Abstract

For a relatively small trade – 110,000 practitioners in the UK at the last count – journalism gets more than its fair share of glamour and excitement. Those toiling as reporters in sleepy towns, where the local football team drawing 0-0 with Crewe Alexandra might be the highlight of the week, will disagree. But look at the films devoted to the sharp end of the news media. Romance is only a step away from the the dramatised reporting of life’s events, big or small and inevitably “based on a true story”.
Major movies in which intrepid reporters expose scandal or corruption draw enthusiastic audiences. A raft of awards is awarded annually to journalists by other journalists. Books celebrating their work, fact and fiction, crowd the shelves in stores and libraries. Only television lags behind in celebrating the fourth estate or other news media outlets. Successful television series in which fearless journalism sets the word to rights are rare.
Aaron Sorkin, main script provider for The West Wing, has flirted with media in that show and other, less lucrative projects such as the two-series comedic Sports Night; Studio 60 on the Sunset Strip, which despite some cracking dialogue lasted only one series, and The Newsroom, an idealistic view of journalism that lasted for three series before viewers tired of all that saccharine. Sorkin collected a best screenplay Academy Award for The Social Network, based on the history of Facebook, but The Newsroom remains his best shot at a media-themed TV hit.
The writer said of the show that it was “meant to be an idealistic, romantic, swashbuckling, sometimes comedic but very optimistic, upward-looking look at a group of people who are often looked at cynically”. While Sorkin appeared to be cornering US television’s media market, his biggest challenger, The Morning Show, was establishing itself as a major contender, spotlighting the characters and power politics of a fictional morning news programme and offering big hitters Jennifer Aniston, Reese Witherspoon and Steve Carrell in the cast.
Filming having been completed, the third series of the uncrowned queen of the genre is ready to roll into homes in the US. There is little to challenge it elsewhere in the world, most notably not in the UK, where hard-nosed American crime dramas such as The Sopranos and Breaking Bad lose out to those of a genteel nature, such as Midsomer Murders and Death in Paradise.
It is these that command high audience ratings survival. Occasionally, they will introduce media sub-plots that feature characters no more believable than the main storyline. Of those that bequeath the fondest memories, the majority are comedies and such serial dramas as the UK’s original House of Cards, in which a ruthless politician – a Tory, since you ask – lies, cheats and murders on his path to high office, disposing of a young reporter mistress on his nefarious way.
There are no media-based ongoing programmes currently available on UK television, but they flourish elsewhere: in Australia, The Newsreader, the six-episode on and off-screen drama of an 80s newsroom, was a big hit and fared well when picked up by the BBC. A second, equally short, series is scheduled for later this year in Oz. And in Scandinavia, the multi-series Borgen, which has featured the news industries here and there, is about to be challenged by more Nordic noir: Graverne (Gravedigger), a “journalistic crime drama” due later in the year.

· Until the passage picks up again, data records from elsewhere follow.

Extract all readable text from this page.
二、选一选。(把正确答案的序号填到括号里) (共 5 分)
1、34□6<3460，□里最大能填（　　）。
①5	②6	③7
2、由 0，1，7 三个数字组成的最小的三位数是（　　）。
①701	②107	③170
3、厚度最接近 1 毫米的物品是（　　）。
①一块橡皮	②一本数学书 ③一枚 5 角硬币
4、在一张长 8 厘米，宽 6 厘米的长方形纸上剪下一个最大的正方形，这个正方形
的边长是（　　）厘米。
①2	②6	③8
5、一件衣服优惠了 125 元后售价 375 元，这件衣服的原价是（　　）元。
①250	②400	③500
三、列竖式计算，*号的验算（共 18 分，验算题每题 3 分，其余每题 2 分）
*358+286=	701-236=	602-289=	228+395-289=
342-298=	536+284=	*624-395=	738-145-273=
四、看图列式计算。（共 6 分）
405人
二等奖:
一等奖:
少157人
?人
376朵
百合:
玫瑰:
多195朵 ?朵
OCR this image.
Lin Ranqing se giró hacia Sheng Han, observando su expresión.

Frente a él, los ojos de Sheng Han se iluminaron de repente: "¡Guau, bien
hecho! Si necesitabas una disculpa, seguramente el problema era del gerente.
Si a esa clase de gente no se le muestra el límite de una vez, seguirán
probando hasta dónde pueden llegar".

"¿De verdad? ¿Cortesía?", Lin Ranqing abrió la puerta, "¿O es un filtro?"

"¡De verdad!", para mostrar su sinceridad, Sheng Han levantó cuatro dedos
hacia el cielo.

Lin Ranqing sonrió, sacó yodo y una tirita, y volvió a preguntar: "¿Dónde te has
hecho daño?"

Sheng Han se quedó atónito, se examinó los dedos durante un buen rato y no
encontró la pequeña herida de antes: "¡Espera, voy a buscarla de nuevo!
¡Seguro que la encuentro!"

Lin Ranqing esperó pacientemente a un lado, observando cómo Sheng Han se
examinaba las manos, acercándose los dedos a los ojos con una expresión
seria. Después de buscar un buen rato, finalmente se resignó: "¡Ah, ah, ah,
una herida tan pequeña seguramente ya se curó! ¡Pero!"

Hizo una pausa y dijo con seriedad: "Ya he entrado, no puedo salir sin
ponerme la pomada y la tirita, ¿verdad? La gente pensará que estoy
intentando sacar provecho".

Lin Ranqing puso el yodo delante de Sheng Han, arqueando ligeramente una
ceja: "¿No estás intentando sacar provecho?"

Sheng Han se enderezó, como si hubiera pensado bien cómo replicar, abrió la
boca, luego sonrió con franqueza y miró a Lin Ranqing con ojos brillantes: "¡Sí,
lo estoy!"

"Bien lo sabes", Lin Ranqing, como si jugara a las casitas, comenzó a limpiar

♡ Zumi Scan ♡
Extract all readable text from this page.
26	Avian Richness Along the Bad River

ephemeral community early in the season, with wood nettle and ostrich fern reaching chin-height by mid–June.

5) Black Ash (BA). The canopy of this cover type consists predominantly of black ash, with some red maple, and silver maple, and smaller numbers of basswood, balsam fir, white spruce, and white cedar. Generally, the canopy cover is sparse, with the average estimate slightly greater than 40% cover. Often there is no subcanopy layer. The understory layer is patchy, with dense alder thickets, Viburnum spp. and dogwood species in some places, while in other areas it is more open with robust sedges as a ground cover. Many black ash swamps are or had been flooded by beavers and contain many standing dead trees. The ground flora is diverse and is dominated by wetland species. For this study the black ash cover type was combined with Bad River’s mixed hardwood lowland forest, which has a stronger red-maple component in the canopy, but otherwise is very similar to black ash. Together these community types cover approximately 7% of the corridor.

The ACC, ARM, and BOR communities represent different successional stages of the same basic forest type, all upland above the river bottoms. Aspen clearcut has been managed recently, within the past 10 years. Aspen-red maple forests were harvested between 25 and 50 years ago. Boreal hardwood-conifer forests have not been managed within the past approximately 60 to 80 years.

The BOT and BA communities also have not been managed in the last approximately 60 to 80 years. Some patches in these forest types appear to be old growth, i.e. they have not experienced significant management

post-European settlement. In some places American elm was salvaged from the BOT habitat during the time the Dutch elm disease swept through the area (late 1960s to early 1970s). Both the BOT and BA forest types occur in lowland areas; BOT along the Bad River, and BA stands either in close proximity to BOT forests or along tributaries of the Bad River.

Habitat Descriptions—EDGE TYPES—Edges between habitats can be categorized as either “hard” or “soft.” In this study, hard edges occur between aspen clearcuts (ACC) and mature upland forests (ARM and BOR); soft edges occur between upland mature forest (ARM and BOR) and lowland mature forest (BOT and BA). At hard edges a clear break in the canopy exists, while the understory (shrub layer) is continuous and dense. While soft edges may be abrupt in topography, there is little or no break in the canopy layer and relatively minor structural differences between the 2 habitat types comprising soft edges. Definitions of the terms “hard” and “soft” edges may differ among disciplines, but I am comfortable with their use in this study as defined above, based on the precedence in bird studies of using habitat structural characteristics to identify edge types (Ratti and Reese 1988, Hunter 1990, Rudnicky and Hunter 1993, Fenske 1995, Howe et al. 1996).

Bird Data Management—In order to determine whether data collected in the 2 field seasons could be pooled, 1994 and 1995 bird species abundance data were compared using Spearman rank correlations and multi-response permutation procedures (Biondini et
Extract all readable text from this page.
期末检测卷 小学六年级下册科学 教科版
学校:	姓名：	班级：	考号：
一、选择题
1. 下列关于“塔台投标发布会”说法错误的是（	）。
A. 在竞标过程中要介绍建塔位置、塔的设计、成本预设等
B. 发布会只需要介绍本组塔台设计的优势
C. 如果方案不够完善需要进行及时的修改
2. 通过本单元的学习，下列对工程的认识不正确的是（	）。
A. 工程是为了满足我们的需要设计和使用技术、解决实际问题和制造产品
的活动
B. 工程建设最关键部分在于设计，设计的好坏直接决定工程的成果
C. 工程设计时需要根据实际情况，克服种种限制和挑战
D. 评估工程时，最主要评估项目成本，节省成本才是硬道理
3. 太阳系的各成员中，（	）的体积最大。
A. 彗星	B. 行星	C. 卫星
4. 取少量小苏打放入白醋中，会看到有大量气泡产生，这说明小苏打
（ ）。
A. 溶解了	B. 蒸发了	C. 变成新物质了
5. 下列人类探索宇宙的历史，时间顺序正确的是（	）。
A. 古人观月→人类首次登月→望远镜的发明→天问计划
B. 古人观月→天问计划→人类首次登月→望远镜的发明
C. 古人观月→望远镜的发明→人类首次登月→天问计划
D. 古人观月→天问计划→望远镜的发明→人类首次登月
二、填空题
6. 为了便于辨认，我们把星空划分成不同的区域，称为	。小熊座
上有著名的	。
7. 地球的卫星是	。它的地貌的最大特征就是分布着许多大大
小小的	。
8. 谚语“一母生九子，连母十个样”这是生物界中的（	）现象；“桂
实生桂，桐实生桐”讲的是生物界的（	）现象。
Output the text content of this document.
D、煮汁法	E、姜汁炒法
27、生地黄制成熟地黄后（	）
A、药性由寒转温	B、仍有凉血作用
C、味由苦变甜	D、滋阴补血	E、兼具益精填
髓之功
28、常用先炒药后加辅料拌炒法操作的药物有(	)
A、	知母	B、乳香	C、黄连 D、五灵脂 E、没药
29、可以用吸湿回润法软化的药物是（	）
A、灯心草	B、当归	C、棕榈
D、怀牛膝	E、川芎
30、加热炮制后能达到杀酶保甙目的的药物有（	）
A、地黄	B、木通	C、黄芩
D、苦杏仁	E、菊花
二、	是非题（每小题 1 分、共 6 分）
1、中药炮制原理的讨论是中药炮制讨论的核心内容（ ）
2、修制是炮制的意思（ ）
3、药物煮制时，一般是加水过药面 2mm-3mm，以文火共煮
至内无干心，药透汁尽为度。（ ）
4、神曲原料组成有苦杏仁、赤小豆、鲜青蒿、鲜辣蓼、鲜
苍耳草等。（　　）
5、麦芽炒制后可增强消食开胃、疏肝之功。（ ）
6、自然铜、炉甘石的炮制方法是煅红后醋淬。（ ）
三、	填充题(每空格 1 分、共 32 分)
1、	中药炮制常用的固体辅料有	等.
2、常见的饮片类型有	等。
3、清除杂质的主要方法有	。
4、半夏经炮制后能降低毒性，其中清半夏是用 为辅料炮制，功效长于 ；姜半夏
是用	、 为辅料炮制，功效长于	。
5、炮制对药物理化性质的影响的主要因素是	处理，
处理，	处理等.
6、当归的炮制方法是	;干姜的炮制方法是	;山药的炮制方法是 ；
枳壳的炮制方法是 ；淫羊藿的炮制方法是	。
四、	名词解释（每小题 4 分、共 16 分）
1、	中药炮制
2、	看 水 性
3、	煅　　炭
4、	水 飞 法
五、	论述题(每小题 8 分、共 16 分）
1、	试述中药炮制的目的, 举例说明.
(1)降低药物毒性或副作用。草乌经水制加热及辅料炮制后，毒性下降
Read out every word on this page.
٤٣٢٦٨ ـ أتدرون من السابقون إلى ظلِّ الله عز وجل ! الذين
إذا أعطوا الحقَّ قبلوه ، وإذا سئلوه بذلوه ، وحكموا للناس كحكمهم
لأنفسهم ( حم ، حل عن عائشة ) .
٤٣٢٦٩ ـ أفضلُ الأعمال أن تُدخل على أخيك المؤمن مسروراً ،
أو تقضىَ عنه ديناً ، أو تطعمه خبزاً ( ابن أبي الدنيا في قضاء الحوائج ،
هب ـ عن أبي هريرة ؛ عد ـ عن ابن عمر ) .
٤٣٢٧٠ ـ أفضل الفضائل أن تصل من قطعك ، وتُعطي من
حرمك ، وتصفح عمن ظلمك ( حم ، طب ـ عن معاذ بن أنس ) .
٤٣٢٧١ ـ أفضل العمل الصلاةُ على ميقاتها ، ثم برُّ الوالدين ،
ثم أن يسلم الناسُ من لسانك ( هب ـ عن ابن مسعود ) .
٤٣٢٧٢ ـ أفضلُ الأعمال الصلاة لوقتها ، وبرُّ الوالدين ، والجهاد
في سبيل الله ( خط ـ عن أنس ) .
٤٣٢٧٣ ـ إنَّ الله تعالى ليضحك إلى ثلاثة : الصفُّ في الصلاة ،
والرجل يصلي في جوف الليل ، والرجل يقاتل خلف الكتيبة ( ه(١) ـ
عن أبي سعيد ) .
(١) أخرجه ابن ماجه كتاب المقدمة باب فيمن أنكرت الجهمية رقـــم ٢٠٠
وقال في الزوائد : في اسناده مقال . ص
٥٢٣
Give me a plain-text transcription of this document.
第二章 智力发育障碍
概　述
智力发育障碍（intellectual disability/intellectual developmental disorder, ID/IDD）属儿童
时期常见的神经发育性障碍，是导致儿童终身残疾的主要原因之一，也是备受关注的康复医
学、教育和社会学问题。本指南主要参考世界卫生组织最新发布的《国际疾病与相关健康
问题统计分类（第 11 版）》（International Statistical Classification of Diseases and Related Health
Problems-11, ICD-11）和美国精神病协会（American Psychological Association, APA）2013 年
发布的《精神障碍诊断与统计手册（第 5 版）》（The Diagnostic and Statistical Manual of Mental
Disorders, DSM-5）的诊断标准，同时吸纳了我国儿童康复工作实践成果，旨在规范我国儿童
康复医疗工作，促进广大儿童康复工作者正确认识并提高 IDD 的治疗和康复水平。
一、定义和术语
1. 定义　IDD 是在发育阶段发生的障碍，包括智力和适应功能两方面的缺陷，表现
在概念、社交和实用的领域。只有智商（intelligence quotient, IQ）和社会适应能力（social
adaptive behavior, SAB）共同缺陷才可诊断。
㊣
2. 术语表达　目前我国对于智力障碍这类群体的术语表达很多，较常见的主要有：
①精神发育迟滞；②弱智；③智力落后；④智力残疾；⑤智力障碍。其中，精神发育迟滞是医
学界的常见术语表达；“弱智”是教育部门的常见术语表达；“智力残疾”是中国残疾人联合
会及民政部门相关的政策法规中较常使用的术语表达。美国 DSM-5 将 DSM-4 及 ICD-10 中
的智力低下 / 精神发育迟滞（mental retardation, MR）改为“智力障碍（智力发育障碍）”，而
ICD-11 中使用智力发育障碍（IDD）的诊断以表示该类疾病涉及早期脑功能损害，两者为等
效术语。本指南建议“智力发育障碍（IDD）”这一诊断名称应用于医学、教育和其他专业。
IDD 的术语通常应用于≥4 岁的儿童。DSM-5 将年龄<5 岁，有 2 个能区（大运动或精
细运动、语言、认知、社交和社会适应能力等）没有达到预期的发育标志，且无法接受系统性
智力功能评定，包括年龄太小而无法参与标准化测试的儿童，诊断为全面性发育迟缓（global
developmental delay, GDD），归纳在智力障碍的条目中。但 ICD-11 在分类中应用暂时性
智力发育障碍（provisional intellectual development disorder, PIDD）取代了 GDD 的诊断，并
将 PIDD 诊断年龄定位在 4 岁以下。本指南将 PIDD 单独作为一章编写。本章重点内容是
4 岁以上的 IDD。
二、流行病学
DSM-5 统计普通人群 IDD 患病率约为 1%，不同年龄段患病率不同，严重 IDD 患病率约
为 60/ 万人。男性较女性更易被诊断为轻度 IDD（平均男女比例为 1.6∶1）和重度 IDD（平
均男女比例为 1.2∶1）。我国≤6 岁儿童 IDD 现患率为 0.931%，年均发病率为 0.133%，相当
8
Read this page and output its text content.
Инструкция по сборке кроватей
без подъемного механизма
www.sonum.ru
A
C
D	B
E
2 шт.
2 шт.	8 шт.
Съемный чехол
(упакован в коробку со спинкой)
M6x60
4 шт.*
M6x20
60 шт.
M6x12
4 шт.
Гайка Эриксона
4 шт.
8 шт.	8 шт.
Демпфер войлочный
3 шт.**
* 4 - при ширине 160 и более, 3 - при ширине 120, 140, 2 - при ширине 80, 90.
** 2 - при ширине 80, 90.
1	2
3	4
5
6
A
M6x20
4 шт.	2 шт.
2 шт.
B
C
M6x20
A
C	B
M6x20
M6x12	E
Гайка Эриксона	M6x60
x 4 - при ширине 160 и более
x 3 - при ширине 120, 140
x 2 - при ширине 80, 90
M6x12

Until then, journalists with an appetite for something similar can only harbour fond memories of such quirky offerings as Drop the Dead Donkey and Hot Metal. The first of these, set in a fictional TV company with contemporary news events knitted into its scripts to suggest realism, helped enormously the careers of, among others, Haydn Gwynne and Stephen Tompkinson. It won a BAFTA comedy award in 1984 and racked up six series before its demise, having established itself as a favourite with an audience that, one suspects, included a large percentage of journalists.
Earlier and less sophisticated, Hot Metal chronicled the fortunes of The Daily Crucible, a struggling national paper turned into a sensational red-top tabloid not unlike at least one of those dominant in the 80s – guess which! – by media magnate Terrence “Twiggy” Rathbone. Robert Hardy played Rathbone (and a handful of other roles) in a style suggesting the swagger of real-life proprietors. Rupert Murdoch and, for a while, Robert Maxwell were never far from the thoughts of writers – witness the unseen Sir Royston Merchant in Drop the Dead Donkey.
Other attempts to pitch medialand into the sitting rooms of the nation included Lytton’s Diary, with Peter Bowles as a newspaper gossip columnist – two series in the 80s – and, the latest, Ted Lasso, where a journalist is allowed to roam freely throughout the football club managed by American Lasso, played by Jason Sudeikis. As if!
Perhaps a definitive work propelling news media into the nation’s consciousness will eventually arrive, although there are those who fondly recall the BBC’s Harry, which survived two series in the early to mid-90s. This could, of course, be because of the graphic promotional description of Harry himself as played by the late Michael Elphick, portraying a hard-living news agency boss based in Darlington.
It reads: “Harry Salter was once a Fleet Street high-flier: he got the stories, he got the expense account and he got drunk. But now he is living on his wits running a news agency in Darlington.” Newspaper journalism to a T. Except Darlington, that is.